Д’Артаньян спустился через люк на нижнюю палубу. Нижняя палуба была разделена на три отделения; то отделение, в которое попал д’Артаньян, простиралось от третьего шпангоута до кормы. Над ним находилась каюта, в которой готовились провести ночь наши друзья. Второе отделение занимало среднюю часть судна; оно было предназначено для слуг. Над третьим отделением, носовым, была расположена каюта, в которой спрятался Мордаунт.
– Ого, – проговорил д’Артаньян, спускаясь по лестнице и держа фонарь в протянутой вперед руке, – сколько тут бочек! Словно в погребе Али-Бабы.
Сказки «Тысячи и одной ночи» были в то время впервые переведены на французский язык и являлись самой модной книгой.
– Что вы говорите? – спросил его шкипер по-английски.
Д’Артаньян понял вопрос по интонации голоса.
– Я хотел бы знать, что здесь? – спросил д’Артаньян, ставя фонарь на одну из бочек с порохом.
Грослоу чуть было не бросился обратно наверх, но удержался.
– Порто, – отвечал он.
– А, портвейн! – воскликнул д’Артаньян. – Это великолепно! Значит, мы не умрем от жажды!
Затем, обернувшись к Грослоу, который отирал крупные капли пота со лба, спросил:
– Все полны?
Гримо перевел вопрос.
– Одни полные, другие пустые, – отвечал Грослоу, в голосе которого, несмотря на его усилия, слышалось беспокойство.
Д’Артаньян стал ударять рукою по бочкам. Пять бочек оказались полными, остальные пустыми. Затем, к великому ужасу англичанина, он просунул между бочками фонарь, чтобы удостовериться, нет ли там кого; но все сошло благополучно.
– Ну, теперь перейдем в следующее отделение.
И с этими словами д’Артаньян подошел к двери в носовое отделение.
– Подождите, – проговорил шедший сзади англичанин, еще не успокоившийся после описанной сцены, – ключ у меня.
В этом отделении ничего интересного не оказалось, а так как было оно пусто, то решено было, что Мушкетон и Блезуа займутся там приготовлением ужина под руководством Портоса.
Отсюда перешли в третье отделение.
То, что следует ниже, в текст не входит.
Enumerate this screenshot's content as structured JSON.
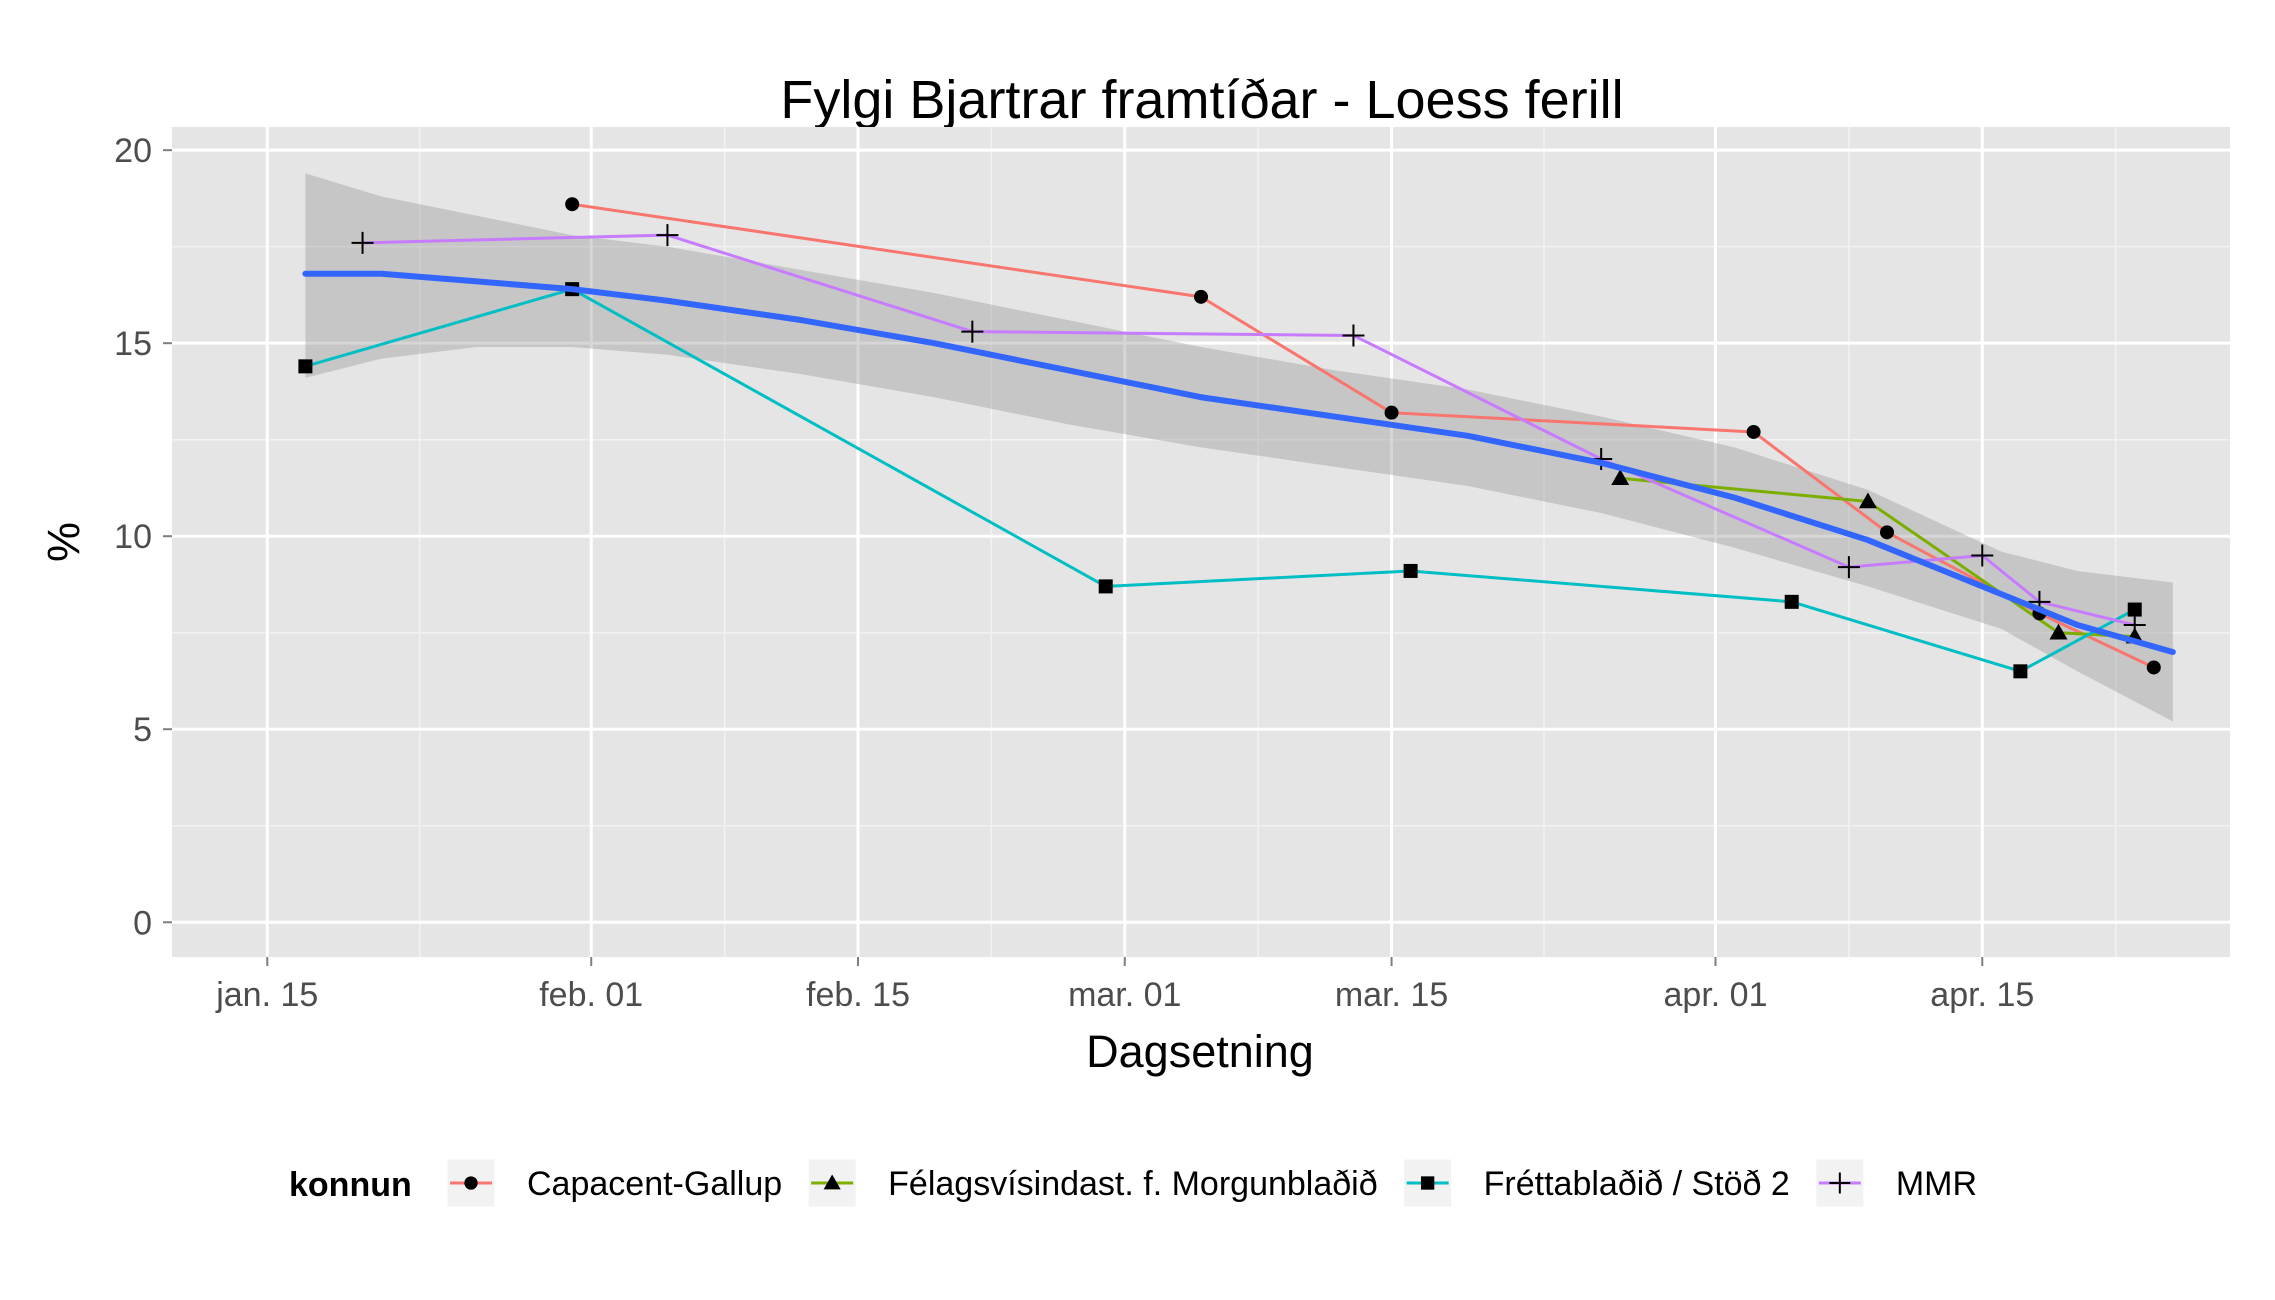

Там висели гамаки матросов. К потолку на четырех веревках была подвешена широкая доска, служившая столом; около стола стояли две источенные червями и хромые скамьи. В этом и заключалась вся убогая обстановка каюты. Д’Артаньян приподнял два-три старых паруса, висевшие на стенах, и, не увидев ничего подозрительного, поднялся по трапу на верхнюю палубу.